Belajar sepanjang hayat itu sama dengan aktivitas mencuci piring dan perabotan dapur di saat pagi atau malam hari. Sabar satu per satu diasah dan dibilas.
Sedangkan merdeka berarti mendapatkan hak untuk bebas mengatur diri sendiri dengan bertanggung - jawab.
Jika boleh beropini, saya ingin memerdekakan diri dulu dalam menulis. Membiarkan diri bebas menyajikan karya, asalkan itu jujur dari sebuah pengalaman. Asal itu benar dari berita benar.
Dengan kemerdekaan yang saya peroleh, saya berharap termotivasi untuk belajar sepanjang hayat.
Saat tulisan ini sedang dirangkai, saya baru mulai belajar dari orang benar yang bermurah hati. "Kelemahan artikel bapak terletak di penulisan teras", katanya.
Belajar sepanjang hayat juga saya dedikasikan untuk menginspirasi putri kami yang gemar menulis, namun tidak mau dipublikasi.
Setelah merdeka dan belajar sepanjang hayat, semoga harapan menyajikan artikel yang berkualitas dapat tercapai. Begitulah kira - kira jalan pikiran saya sebagai penulis pemula.
Makna Seorang Penulis
Meminjam skemata pengetahuan tentang efek fotolistrik Einstein, bagi saya, seorang penulis dan karyanya dapat dianalogikan sebagai “gelombang” dan “partikel”.
Sebagai gelombang, ia dipantulkan, dibiaskan, didifraksikan, dipolarisasikan, dan diinterferensikan agar melahirkan optika keindahan.
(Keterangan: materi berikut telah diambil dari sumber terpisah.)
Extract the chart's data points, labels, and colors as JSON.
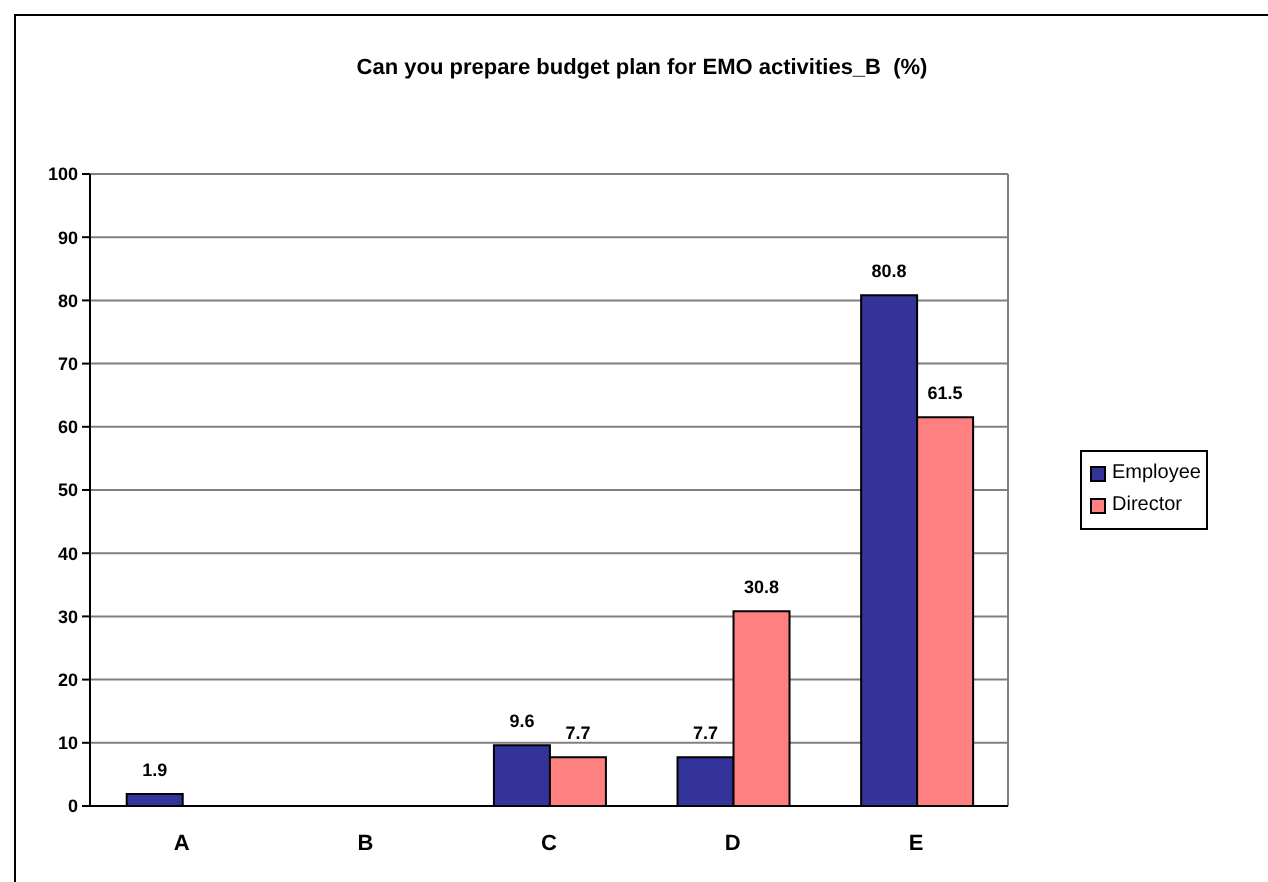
{
  "chart_data": {
    "type": "bar",
    "title": "Can you prepare budget plan for EMO activities_B  (%)",
    "categories": [
      "A",
      "B",
      "C",
      "D",
      "E"
    ],
    "series": [
      {
        "name": "Employee",
        "color": "#333399",
        "values": [
          1.9,
          null,
          9.6,
          7.7,
          80.8
        ]
      },
      {
        "name": "Director",
        "color": "#ff8080",
        "values": [
          null,
          null,
          7.7,
          30.8,
          61.5
        ]
      }
    ],
    "ylim": [
      0,
      100
    ],
    "yticks": [
      0,
      10,
      20,
      30,
      40,
      50,
      60,
      70,
      80,
      90,
      100
    ],
    "grid": "y",
    "legend": "right",
    "data_labels": true
  }
}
Contohnya fenomena fatamorgana, pelangi, dan jejak spektrum pancar atau serap yang khas pada masing – masing jenis ‘materi’.
Ketika sampai kepada titik berarti sebagai ‘kuanta’, ia telah mencapai keberhasilan sebagai pemecah misteri radiasi.
Dengan melampaui frekuensi ambang, paket – paket energi ‘kuanta’ “menginspirasi” elektron yang bermuatan negatif untuk ‘lepas’ dan ‘bergerak’ dari elektroda negatif ke arah elektroda positif.